Titled “International Students: Why Should We Care?” Tuesday’s event was advertised as a space for both international and domestic students to have an open discussion about the significance of having international perspectives represented across campus. This discussion, along with an accompanying event yesterday called “Working in the United States as a Foreign National,” was part of International Week, a larger programming series sponsored by the International Students Association (ISA).
Cheng-Chun (Kevin) Yu ’19, a leader of ISA, was prompted to create more educational events, as opposed to more food-oriented events last year, for this semester’s International Week because of a lack of discourse he saw on campus.

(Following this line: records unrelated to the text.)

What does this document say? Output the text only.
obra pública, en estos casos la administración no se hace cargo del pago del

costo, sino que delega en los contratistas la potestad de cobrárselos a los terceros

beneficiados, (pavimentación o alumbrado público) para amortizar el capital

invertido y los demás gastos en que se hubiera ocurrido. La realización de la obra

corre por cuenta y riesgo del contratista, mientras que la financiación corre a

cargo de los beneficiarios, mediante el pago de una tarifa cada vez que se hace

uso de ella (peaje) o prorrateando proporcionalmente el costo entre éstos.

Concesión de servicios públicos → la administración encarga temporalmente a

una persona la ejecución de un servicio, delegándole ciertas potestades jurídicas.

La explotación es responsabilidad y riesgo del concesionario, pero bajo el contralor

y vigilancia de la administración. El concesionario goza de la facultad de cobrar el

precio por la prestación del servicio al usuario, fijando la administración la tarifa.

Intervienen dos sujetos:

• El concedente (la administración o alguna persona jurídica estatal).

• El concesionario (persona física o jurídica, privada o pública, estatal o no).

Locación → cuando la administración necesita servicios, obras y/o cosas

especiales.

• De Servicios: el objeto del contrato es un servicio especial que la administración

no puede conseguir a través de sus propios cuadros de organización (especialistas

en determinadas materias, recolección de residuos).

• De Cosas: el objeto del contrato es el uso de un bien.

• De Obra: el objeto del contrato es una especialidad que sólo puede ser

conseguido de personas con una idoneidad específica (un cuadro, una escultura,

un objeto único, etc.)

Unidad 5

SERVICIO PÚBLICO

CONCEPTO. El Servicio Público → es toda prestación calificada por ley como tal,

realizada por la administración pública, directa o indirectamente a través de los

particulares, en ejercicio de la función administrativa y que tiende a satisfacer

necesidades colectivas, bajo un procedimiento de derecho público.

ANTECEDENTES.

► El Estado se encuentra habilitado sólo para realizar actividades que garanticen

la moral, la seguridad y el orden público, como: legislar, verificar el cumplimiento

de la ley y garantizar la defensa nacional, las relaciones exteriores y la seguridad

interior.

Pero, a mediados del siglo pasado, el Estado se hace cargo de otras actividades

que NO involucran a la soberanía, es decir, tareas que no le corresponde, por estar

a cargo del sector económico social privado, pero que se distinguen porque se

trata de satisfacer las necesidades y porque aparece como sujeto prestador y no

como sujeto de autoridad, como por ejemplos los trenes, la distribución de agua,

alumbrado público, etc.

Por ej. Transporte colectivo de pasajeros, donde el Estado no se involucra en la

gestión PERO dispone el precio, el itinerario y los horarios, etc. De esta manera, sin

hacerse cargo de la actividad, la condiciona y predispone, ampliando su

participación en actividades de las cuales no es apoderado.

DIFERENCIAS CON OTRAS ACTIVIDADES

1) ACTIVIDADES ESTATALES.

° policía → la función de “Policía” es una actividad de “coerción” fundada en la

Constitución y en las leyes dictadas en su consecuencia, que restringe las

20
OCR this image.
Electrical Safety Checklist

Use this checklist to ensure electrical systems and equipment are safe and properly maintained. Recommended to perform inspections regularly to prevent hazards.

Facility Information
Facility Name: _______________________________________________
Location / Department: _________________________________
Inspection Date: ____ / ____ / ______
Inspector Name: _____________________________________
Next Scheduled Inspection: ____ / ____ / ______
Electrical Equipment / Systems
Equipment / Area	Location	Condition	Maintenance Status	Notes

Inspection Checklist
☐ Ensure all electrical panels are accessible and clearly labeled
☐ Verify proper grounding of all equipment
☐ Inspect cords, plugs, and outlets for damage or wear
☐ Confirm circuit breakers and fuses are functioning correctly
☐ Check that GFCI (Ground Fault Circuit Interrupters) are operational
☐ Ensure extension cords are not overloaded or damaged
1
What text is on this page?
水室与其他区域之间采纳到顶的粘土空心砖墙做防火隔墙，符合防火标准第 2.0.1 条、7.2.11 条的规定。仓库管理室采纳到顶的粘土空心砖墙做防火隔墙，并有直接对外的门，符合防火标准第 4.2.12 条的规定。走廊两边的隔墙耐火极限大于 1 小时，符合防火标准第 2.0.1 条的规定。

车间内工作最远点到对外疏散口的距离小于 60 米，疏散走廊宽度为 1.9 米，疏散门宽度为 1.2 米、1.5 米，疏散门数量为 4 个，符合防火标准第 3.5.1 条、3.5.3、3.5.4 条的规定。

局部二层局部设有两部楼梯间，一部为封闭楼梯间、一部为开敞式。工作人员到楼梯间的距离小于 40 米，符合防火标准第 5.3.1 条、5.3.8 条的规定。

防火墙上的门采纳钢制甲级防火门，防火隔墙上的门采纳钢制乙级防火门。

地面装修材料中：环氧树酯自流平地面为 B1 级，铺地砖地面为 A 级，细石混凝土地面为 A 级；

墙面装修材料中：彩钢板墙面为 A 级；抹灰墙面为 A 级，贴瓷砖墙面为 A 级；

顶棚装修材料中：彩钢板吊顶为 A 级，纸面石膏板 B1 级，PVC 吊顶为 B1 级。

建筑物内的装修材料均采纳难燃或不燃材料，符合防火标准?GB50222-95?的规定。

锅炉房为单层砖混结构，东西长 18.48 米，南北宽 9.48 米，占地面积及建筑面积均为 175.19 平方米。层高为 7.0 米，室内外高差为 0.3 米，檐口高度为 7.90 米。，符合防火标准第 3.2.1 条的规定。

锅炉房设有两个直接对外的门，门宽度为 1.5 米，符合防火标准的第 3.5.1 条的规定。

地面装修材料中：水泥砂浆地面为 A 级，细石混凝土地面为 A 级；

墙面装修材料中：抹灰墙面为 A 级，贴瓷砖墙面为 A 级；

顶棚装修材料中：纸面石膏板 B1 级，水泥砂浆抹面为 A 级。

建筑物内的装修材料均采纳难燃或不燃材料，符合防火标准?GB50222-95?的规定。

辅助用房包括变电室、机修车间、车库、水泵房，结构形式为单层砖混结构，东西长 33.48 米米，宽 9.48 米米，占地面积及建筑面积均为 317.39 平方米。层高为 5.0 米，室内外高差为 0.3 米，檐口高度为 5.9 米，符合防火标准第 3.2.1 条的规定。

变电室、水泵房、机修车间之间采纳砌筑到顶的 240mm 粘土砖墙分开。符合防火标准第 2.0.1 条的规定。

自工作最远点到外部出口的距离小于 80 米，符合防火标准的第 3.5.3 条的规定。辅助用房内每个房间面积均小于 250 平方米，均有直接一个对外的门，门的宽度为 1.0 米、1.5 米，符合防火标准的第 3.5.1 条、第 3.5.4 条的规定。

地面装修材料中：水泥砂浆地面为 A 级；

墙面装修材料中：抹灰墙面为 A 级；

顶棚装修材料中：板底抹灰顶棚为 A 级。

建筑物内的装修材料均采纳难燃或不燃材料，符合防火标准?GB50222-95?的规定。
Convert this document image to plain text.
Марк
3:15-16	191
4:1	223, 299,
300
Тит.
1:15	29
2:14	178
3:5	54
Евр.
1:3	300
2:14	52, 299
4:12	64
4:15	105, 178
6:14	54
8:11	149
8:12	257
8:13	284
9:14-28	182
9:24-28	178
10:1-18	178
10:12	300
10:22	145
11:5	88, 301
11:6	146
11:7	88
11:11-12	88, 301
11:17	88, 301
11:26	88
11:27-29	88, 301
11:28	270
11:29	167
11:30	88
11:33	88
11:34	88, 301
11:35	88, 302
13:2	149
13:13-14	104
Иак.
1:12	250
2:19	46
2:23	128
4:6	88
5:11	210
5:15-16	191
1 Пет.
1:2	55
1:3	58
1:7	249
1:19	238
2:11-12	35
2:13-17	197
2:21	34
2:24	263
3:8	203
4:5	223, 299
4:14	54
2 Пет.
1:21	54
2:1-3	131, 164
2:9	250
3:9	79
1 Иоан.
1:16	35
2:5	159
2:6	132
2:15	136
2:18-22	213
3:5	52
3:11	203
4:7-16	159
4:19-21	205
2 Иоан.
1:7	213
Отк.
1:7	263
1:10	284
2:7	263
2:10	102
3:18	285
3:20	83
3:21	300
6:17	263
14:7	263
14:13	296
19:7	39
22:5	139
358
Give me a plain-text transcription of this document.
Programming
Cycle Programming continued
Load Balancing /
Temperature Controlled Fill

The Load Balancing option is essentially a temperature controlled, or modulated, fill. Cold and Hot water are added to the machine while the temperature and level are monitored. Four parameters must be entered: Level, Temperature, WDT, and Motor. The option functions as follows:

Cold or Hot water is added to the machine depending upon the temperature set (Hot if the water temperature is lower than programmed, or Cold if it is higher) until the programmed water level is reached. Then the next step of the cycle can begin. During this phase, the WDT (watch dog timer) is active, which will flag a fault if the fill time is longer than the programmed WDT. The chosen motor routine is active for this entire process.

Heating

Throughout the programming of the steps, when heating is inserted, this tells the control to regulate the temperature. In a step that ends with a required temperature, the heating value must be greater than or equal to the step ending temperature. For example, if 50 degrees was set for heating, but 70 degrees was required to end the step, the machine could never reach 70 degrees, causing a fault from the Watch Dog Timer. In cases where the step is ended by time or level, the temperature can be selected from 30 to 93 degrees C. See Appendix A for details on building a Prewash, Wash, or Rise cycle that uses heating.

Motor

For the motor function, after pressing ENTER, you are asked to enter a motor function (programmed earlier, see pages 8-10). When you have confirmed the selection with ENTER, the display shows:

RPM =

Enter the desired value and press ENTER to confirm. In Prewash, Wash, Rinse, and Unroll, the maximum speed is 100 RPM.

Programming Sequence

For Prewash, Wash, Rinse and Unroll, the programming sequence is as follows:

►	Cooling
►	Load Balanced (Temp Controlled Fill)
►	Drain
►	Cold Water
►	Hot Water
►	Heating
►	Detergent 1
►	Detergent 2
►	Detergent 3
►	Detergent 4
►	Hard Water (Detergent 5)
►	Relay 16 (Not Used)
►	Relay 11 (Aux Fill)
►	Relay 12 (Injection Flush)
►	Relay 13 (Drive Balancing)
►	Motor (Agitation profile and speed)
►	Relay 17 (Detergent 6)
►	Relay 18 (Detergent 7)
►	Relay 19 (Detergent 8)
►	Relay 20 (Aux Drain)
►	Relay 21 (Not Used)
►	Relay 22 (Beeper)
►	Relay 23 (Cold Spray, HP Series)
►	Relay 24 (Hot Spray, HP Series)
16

“I wanted to move away from using international students as a food provider for the rest of the campus and wanted, instead, to help other students learn more about our experiences here and the general fact that we exist,” Yu said.
When asked about his participation in the Tuesday event, Ural Mishra ’20, who serves on the board for ISA, expressed a need for campus awareness of other student’s perspectives.
Other students expressed similar reasoning for attending the talk. Neoma Daniel ’20, a domestic student, chose to come because of an interest in understanding other students’ experiences.
“There are some people that love Bowdoin, and there are parts of their identity that influence that and help them feel comfortable here,” Daniel said. “And there are other people who have different identities or identities that intersect and don’t feel as comfortable or feel like they can’t call Bowdoin home.”
Mishra thinks it is important to have spaces like the Tuesday talk for all international students—despite their disparate cultures and backgrounds—to express collective concerns.
“International students are not heard enough. I would say [that is] because it is a small fragmented minority group on this campus. While international students are seen as collectively one body, sometimes on a cultural level it’s hard to connect. The unifying experience is that we are not from the states,” Mishra said.
The small size of the community, Mishra noted, can be attributed to the College’s low international student representation across class years. Bowdoin has the lowest percentage of international students out of all NESCAC schools. Last spring, many international students told the Orient that they felt support from the College was lacking—particularly with respect to the Career Planning Center and other aspects of the administration.
“As much as Dean Khoa Khuong [assistant dean of first-year students and advisor to international students] is helpful, his role as a member of the dean’s office as ‘the person who international students can go to’ is too much. He is doing too many things,” said Yu. “Along with being a first-year dean, he is also in charge of 150 other international students. When you look at other colleges of the same tier or size, they have at least one faculty on staff that is dedicated to international students.”
Yu believes it is Bowdoin’s duty to offer all students an equal opportunity to succeed.
“In setting up that environment for us to succeed, it might require you to set up these resources. But if you aren’t interested in that whole process, you should not have recruited students from around the world,” Yu said.
While Yu wants specific resources for international students, the events this week were for everyone. He hopes that students walked away from Tuesday’s conversation with more knowledge about the visibility of international students and that Thursday’s event taught attendees about the struggles of working in the US as a foreigner, which he thinks is important in the current American political climate.
Yu said he has been working with Michael Reed, Bowdoin’s new senior vice president for inclusion and diversity, on changes in the works that could benefit international students. But to some, the changes can’t come soon enough.
“There is an entire world of students that could exceed expectations and be phenomenal students here that contribute to discussion on the campus,” Mirsha said. “Progress is being made. We’re just ambitious and want to see more.”
Editor’s Note May 4, 2018: The title of the event on Thursday has been corrected. It was titled, “Working in the United States as a Foreign National,” not “Working in the United States as a Foreigner.”